On 24 January, 22 British warships under Admiral Hood were sighted near Nevis intending to reinforce Saint Kitts. De Grasse went out to intercept then, but by dawn the next day Hood had veered towards Montserrat, and contrary east-southeast winds impeded the French from reaching the British before they had circled north around Nevis and dropped anchor off Basseterre. De Grasse attacked the anchored British fleet on both the morning and afternoon of 26 January, but was beaten off, disembarkation proceeding apace. During these naval engagements, the French suffered 107 killed and 207 wounded, compared to 72 dead and 244 injured for the British.

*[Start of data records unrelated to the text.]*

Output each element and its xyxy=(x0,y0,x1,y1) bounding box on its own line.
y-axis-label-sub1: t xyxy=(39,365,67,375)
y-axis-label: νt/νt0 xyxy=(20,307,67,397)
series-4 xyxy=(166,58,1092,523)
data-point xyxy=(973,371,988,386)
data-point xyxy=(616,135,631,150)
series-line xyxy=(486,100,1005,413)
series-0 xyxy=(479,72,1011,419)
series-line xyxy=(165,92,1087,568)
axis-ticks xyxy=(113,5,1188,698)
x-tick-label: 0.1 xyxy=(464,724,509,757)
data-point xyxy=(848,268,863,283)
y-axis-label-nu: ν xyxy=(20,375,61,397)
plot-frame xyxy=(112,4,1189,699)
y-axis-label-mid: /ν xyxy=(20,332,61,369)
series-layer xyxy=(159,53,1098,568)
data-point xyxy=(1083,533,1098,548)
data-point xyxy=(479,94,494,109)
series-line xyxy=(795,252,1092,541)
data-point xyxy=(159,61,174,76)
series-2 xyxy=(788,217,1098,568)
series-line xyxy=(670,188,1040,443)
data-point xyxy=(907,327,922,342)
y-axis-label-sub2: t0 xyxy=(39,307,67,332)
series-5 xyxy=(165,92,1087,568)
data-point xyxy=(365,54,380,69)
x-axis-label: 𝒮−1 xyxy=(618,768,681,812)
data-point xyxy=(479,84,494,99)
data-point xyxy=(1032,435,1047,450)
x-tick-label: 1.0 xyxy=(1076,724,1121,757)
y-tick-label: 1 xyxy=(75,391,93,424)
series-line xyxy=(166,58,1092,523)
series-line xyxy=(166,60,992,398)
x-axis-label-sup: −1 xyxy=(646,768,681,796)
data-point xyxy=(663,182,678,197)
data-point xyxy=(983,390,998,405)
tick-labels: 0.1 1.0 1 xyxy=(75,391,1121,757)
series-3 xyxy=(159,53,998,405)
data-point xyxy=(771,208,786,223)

On 28 January, the 1,200-man British vanguard advanced against the town of Basseterre under General Prescott, while its French occupiers fought a delaying action under Colonel de Fléchin with 274 men of the regiments of Agénois and Touraine until the de Bouillé could hasten reinforcements across the island.

Prescott's drive was eventually repelled, but otherwise French efforts continued to be hampered by the loss of their field artillery in a wreck while approaching Saint Kitts and the capture of an ammunition ship by one of Hood's frigates. The governor sent artillery and ammunition to Fraser, which were intercepted by the inhabitants, and by them deliberately made over to the French. Defending the fort at Brimstone Hill were the 1st Battalion of the 1st Foot (approximately 700), flank companies of the 15th Foot (approximately 120), Royal Artillery detachment, and many militia. By 12 February, Fraser's little garrison, having lost over 150 killed and wounded, besides many men out of action through sickness, was exhausted. Additionally, there were breaches in the walls, and many of the militia petitioned to surrender. Fraser had no alternative but to negotiate a surrender that included marching out with the honors of war. The next day, de Grasse ventured to Nevis to meet an arriving convoy of French victuallers (food supply ships), while Hood availed himself of the opportunity to escape in the opposite direction on the morning of 14 February.